Colonel
Peter B. Carter
Permanent Professor 1967–1975
B.S., Oregon State University
M.D., University of Oregon
Pete Carter, the Academy’s 22nd Permanent Professor, was born in Portland, Oregon, in 1932. He received his pre-medical training at Oregon State University, Corvallis, graduating in 1954. He earned his medical degree from the University of Oregon School of Medicine, Portland, in 1958. Pete joined the Air Force while still a medical student and began his active duty as a Flight Surgeon at McChord AFB, WA. In 1964 he was transferred to the Air Force Academy Hospital where he was Chief of Internal Medicine and later Chief of Medical Services.

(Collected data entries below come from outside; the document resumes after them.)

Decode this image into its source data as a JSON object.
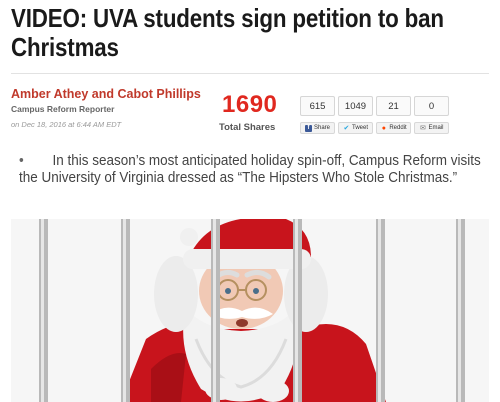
{
  "article": {
    "headline": "VIDEO: UVA students sign petition to ban Christmas",
    "author": "Amber Athey and Cabot Phillips",
    "author_role": "Campus Reform Reporter",
    "date": "on Dec 18, 2016 at 6:44 AM EDT",
    "summary": "In this season’s most anticipated holiday spin-off, Campus Reform visits the University of Virginia dressed as “The Hipsters Who Stole Christmas.”",
    "bullet": "•"
  },
  "shares": {
    "total": "1690",
    "total_label": "Total Shares",
    "buttons": [
      {
        "count": "615",
        "label": "Share",
        "icon": "facebook-icon"
      },
      {
        "count": "1049",
        "label": "Tweet",
        "icon": "twitter-icon"
      },
      {
        "count": "21",
        "label": "Reddit",
        "icon": "reddit-icon"
      },
      {
        "count": "0",
        "label": "Email",
        "icon": "email-icon"
      }
    ]
  },
  "colors": {
    "author": "#c0392b",
    "total_count": "#e0281f",
    "facebook": "#3b5998",
    "twitter": "#2aa9e0",
    "reddit": "#ff4500"
  },
  "image": {
    "subject": "santa-behind-bars-image"
  }
}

Selected as a Permanent Professor in 1967, he was the first (and as of this date, the only) medical doctor to serve as a Permanent Professor. Since he was then a major, he was promoted to lieutenant colonel and assigned for one year in the Department of Chemistry and Physiology. In this period, he also served for five months as Medical Advisor to the Air Force Advisory Group Commander and Surgeon, Vietnamese Air Force, Tan Son Nhut Air Base, Vietnam. In July 1968 he was promoted to colonel and appointed Head of the new Department of Life Sciences. In this capacity, he was the driving force behind establishing the Academy’s pre-medical program. In 1971 he oversaw the merger of two separate departments to form the Department of Life and Behavioral Sciences. Pete Carter resigned from the Air Force in the Spring of 1975, following which his department was divided, with the Biology portion returning to Chemistry and the Psychology portion reemerging as the Department of Behavioral Sciences and Leadership.
After the Air Force, Dr. Pete Carter built a long career as an internal medicine physician in Aberdeen, South Dakota. He was semi-retired but still actively working with the staff at Avera United Clinic at the time of his death. He died while a patient in the crash of Aberdeen’s flight for life helicopter in 2002.